Peine de mort requise contre l’ex-président Joseph Kabila en RD Congo pour complicité avec le M23

Kinshasa – La justice congolaise a requis, vendredi 22 août, la peine de mort contre l’ancien président de la République démocratique du CongoJoseph Kabila. Jugé par contumace par la Haute Cour militaire de Kinshasa, l’ex-chef d’État (2001-2019) est accusé de complicité avec le groupe armé M23, de « trahison » et d' »organisation d’un mouvement insurrectionnel ».

Un réquisitoire accablant pour « énormes préjudices »

Le représentant du ministère public, le général Lucien René Likulia, a demandé aux juges de condamner Joseph Kabila à la peine capitale pour son implication présumée dans les violences perpétrées par le M23, soutenu par le Rwanda, dans l’est du pays.

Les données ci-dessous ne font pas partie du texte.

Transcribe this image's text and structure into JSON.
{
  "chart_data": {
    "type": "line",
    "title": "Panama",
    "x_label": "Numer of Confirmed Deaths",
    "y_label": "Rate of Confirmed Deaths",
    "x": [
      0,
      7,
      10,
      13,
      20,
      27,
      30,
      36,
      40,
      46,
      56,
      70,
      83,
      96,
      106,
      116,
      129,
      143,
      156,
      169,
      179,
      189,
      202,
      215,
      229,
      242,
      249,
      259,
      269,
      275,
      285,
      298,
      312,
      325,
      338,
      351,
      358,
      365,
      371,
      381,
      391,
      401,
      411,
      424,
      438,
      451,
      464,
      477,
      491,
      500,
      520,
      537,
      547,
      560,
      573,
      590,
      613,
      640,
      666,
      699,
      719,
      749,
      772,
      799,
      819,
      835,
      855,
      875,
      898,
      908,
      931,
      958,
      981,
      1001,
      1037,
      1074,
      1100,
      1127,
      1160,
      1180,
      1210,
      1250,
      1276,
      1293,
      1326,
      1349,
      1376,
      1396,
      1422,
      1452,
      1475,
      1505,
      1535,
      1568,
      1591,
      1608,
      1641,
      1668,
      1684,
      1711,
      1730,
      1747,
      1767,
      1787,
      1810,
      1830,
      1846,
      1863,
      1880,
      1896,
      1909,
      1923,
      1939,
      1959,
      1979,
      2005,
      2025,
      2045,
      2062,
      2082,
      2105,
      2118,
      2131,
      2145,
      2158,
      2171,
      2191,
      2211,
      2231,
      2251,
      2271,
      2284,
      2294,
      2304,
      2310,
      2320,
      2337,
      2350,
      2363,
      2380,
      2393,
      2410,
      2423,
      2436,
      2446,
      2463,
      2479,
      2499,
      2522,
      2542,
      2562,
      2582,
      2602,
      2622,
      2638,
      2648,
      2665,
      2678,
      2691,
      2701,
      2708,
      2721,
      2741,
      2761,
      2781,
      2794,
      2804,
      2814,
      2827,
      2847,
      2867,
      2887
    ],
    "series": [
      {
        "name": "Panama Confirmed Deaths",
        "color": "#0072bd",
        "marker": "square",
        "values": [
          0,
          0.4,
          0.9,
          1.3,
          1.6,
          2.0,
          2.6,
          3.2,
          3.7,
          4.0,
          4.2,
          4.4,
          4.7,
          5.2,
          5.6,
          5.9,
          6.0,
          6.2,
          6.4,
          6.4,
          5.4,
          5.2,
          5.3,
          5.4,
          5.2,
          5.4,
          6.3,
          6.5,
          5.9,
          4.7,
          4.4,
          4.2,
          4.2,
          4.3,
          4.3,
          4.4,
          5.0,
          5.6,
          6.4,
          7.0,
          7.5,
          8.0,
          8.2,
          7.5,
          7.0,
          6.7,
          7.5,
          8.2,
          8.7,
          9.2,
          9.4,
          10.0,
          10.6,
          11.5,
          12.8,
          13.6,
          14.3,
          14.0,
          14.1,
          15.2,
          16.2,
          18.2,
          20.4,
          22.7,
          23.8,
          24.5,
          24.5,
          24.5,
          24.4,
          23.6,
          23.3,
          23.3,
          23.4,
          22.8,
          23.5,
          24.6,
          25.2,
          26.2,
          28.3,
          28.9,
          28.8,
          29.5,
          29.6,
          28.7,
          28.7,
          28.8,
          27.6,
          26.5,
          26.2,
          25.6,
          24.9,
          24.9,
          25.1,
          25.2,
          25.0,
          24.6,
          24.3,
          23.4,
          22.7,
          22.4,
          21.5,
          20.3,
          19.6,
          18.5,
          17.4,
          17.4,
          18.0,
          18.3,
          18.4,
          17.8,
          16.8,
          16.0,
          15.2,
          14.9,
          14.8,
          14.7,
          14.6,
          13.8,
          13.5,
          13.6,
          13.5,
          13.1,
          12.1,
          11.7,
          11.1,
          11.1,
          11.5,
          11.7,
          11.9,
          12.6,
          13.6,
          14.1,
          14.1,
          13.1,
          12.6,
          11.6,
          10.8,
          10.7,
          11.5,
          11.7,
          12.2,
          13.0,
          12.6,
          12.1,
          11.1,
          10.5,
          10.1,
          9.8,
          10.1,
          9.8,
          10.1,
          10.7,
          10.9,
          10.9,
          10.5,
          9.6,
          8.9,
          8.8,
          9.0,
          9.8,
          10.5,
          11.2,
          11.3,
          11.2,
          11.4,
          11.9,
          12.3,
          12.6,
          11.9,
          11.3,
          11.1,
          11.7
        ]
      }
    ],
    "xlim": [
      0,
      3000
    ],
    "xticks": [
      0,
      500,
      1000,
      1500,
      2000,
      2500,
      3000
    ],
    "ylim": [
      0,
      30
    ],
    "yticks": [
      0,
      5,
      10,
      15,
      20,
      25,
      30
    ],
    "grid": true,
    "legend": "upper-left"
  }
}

L’accusation estime que ces violences ont causé « d’énormes préjudices » à la nation et entraînent la « responsabilité pénale et individuelle » de l’ancien président.

Outre la peine de mort, le parquet a requis 20 ans de prison pour « apologie de crimes de guerre » et 15 ans pour « complot ». Joseph Kabila, qui vit à l’étranger depuis fin 2023, est considéré par l’accusation comme l’un des initiateurs de l’Alliance fleuve Congo (AFC), présentée comme la branche politique du M23.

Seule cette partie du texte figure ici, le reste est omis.